Die Nummer vier ist vielleicht ein bisschen geschummelt, denn "Das Jahr der Flut" von Margaret Atwood führt die Geschichte um die Welt von "Oryx und Crake" weiter, betrachtet aber andere Figuren und kann auch separat gelesen werden. Und da ich es unbedingt (!) lesen muss, kann ich es nicht außen vor lassen.

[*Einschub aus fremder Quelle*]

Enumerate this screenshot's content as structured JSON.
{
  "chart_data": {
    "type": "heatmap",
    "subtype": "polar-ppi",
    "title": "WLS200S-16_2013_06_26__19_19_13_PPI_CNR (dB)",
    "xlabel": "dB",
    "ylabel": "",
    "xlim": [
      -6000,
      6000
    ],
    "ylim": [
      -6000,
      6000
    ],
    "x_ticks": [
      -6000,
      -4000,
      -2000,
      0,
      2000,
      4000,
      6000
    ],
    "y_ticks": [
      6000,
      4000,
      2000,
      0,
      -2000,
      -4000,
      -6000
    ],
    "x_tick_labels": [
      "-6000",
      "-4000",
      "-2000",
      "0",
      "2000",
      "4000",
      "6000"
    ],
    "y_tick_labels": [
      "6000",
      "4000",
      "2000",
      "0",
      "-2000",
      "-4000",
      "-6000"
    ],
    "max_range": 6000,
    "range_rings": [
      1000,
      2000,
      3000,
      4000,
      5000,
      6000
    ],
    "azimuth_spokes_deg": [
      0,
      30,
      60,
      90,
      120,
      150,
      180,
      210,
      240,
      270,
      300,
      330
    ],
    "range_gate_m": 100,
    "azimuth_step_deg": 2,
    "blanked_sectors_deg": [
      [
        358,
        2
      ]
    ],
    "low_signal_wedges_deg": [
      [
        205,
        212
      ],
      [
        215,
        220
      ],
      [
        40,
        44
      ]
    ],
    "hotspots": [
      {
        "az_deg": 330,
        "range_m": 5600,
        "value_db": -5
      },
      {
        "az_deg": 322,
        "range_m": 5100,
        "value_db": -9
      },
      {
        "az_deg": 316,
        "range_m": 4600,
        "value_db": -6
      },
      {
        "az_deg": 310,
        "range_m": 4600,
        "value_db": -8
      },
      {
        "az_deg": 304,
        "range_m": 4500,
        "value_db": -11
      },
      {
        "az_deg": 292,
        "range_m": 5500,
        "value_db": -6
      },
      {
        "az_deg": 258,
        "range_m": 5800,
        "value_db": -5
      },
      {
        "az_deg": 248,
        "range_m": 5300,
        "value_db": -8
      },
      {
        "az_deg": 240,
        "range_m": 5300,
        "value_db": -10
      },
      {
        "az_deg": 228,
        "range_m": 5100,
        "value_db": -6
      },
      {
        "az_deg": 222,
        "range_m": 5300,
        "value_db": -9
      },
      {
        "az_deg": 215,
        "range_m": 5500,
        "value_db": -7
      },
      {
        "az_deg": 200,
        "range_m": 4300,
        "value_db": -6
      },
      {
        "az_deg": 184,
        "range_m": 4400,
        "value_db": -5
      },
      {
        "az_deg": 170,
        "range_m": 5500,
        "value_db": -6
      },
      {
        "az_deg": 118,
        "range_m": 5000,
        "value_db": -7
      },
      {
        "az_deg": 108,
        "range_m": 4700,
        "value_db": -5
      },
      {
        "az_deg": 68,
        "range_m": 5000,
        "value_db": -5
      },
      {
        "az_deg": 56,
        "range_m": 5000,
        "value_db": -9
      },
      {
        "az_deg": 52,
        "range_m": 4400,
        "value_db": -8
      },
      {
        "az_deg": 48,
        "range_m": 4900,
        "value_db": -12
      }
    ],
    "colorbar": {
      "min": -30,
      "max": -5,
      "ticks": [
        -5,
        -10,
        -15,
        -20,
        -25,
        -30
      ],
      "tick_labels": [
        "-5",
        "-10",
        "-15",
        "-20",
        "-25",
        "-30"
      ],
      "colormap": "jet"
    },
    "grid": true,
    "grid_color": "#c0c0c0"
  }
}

Es ist das Jahr der Flut, der »wasserlosen Flut«. Eine tödliche Pandemie ist über die Menschheit hereingebrochen, nur einige wenige konnten sich retten: Hoch über den Dächern der Stadt leben sie, die Gottesgärtner, bei denen die robuste Toby und die zarte Prostituierte Ren Zuflucht gefunden haben. In ihrem biologisch bepflanzten Garten Eden kämpfen sie ums Überleben in einer Welt, die unter der Herrschaft verantwortungsloser und machtgieriger Großkonzerne zugrunde gegangen ist. In Das Jahr der Flut entwirft Atwood aufs Neue eine Zukunft, deren Realität weniger fern liegt, als wir uns womöglich eingestehen möchten. Dieser Erzählerin folgt man mit größtem Vergnügen, wohin sie will, auch bis ans Ende unserer Welt.


Die Nummer fünf auf meiner Wunschliste ist eine moderne Fabel, von der ich schon viel gehört habe und die witzig aber auch philosophisch klingt: "Das Huhn das vom Fliegen träumte" von Sun-Mi Hwang. Das ist genau mein Ding.

Gelangweilt von ihrem monotonen Dasein, bricht die Legehenne Sprosse eines Tages aus ihrem Gehege aus. Doch das Leben in Freiheit ist viel härter und unbarmherziger, als sie es sich vorgestellt hat. Bis sie in einem verlassenen Nest ein Ei findet und neue Hoffnung schöpft: Die Freiheit birgt nämlich auch das größte Glück.